Épaminondas, ayant ainsi balkanisé le Péloponèse, y recueille peu de sujets de satisfaction. Le pays tombe dans une anarchie dont le récit de Xénophon nous donne une idée suffisante. Arcadiens et Éléens entrent en lutte, se battent en pleine enceinte d’Olympie. Argos, avec les massacres du scytalisme, devient une nouvelle Corcyre. L’Achaïe se refuse, malgré les efforts d’Épaminondas, à l’alliance thébaine. Mantinée l’abandonne. Ces États nouveaux végéteront jusqu’à la conquête romaine dans les discordes et les révolutions. L’histoire continuera à ne faire de place qu’aux anciennes cités, Athènes et Thèbes, qui joueront dans les luttes de l’indépendance un rôle digne de Thémistocle et d’Épaminondas, et Sparte, dont la poignée survivante de citoyens, conservant en quelques têtes toute l’âme de la cité, décroîtra et s’éteindra dans une tragique splendeur. Le nouveau Péloponèse finira, très tard, par produire un homme, Philopœmen, dont la mort illustrera de façon saisissante les haines intérieures qui dressent les uns contre les autres tous ces petits peuples. Je suis loin de penser que ce très petit Balkan d’autrefois nous présage en ces traits le destin du très grand Balkan qu’est l’Europe centrale d’aujourd’hui.
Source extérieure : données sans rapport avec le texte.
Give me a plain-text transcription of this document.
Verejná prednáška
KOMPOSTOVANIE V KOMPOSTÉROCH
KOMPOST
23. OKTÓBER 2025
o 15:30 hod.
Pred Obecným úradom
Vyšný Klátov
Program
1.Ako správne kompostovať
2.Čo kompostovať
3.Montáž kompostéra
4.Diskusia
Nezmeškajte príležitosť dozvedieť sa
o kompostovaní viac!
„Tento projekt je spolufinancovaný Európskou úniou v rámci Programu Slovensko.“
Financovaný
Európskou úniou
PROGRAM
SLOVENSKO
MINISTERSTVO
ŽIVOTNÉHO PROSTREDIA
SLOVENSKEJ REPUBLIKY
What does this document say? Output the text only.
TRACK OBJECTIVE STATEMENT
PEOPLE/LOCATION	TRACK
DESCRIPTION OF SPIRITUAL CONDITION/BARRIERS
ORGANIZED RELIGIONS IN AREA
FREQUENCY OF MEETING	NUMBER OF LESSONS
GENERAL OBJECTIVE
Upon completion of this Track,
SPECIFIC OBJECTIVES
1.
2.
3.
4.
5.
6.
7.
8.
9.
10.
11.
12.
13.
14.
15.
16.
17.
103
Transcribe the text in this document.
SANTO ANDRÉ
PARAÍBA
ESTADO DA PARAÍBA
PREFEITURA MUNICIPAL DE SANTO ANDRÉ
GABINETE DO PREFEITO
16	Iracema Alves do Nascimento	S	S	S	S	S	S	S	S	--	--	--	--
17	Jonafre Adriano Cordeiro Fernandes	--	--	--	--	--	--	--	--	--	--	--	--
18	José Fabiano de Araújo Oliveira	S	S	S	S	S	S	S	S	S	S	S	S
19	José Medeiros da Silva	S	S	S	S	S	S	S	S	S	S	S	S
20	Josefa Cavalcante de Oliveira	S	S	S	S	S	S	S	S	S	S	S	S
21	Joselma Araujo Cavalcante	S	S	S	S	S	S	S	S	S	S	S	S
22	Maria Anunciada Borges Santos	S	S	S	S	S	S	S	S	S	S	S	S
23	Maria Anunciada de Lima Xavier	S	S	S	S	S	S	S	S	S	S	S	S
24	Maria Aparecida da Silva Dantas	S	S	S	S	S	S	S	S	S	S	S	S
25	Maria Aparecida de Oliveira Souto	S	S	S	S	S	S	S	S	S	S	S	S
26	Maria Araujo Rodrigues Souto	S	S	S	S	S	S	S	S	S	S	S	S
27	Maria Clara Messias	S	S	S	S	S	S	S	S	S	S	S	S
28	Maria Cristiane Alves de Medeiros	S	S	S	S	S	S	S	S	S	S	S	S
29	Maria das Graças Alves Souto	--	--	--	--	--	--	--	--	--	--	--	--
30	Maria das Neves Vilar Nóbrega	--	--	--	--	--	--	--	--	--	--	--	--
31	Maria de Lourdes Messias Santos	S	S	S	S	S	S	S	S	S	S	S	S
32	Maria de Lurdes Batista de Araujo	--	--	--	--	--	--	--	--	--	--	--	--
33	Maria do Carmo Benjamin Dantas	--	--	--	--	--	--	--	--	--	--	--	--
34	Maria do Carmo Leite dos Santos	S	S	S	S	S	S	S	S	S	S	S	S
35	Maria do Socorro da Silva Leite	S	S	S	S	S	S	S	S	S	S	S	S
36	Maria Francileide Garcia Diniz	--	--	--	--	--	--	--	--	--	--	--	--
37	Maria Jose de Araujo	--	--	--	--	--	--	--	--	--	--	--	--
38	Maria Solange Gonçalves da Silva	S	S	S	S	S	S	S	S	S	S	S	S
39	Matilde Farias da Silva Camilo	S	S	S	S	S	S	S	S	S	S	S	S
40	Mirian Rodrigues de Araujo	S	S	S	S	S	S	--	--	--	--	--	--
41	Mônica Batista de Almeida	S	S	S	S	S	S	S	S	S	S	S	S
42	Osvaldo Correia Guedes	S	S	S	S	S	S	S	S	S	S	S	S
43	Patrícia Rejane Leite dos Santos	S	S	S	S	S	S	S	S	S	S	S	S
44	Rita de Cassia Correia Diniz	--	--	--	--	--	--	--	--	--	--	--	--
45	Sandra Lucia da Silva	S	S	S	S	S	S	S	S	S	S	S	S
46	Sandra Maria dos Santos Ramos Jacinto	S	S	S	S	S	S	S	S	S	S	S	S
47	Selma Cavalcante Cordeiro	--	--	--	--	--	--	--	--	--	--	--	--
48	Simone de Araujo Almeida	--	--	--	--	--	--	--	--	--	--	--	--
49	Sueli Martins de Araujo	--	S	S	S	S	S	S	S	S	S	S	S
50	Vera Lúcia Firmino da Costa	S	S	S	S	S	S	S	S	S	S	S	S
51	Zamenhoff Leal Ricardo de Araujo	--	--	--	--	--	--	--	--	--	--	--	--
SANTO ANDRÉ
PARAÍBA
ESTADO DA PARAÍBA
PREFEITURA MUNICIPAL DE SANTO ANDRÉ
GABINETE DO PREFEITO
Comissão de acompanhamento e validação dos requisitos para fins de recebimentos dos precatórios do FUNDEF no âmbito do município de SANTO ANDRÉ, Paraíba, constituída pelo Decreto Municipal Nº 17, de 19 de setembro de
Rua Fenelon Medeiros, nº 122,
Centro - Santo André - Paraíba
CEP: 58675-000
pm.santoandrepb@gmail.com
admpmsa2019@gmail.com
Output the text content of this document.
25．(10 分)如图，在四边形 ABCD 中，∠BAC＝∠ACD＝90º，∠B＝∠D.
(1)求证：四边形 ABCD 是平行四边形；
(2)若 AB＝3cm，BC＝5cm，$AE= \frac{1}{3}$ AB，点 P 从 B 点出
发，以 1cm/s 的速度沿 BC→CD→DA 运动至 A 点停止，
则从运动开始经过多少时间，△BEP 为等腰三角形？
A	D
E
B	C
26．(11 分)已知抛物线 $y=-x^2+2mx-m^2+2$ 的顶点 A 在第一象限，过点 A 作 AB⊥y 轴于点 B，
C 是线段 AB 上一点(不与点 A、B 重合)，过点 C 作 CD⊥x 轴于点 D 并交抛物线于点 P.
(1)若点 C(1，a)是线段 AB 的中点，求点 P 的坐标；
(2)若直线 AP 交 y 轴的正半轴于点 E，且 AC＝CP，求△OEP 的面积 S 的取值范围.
Reconnaissons cependant que, sous les différences, il y a bien d’une époque à l’autre un petit noyau identique, notre κτῆμα ἐς ἀεί.

Cette analogie des deux guerres paraîtra peut-être au lecteur d’autant plus artificielle et forcée que la différence entre l’étendue de leur domaine est plus considérable : comment comparer les cités miniatures de la Grèce, leurs petites armées et leurs petites batailles, à l’énorme cataclysme qui a bouleversé l’Europe, à cette guerre qui laisse loin derrière elle le merveilleux homérique lui-même, puisqu’on s’y bat du fond de la mer jusqu’au lointain des airs, plus loin que le sommet de l’Olympe ? Comment comparer les intérêts des cités à ceux des États modernes ? La première n’est-elle pas à la seconde ce que la Batrachomyomachie est à l’Iliade ? Notons d’abord que toute guerre entre une puissance continentale et une puissance maritime est à sa façon une Batrachomyomachie, et que dans la nôtre les grenouilles furent précisément sauvées par l’arrivée des grands crabes d’outre-mer ; notons-le pour maintenir, autant qu’il convient à notre modestie, le point de vue de Sirius ou de Micromégas. Mais, pour parler sérieusement, les conditions de culture scientifique et de civilisation dans lesquelles s’est conduite la dernière guerre n’ont-elles pas tendu, par leur perfection même, à lui rendre une certaine figure de guerre antique, que les guerres modernes avaient perdue ?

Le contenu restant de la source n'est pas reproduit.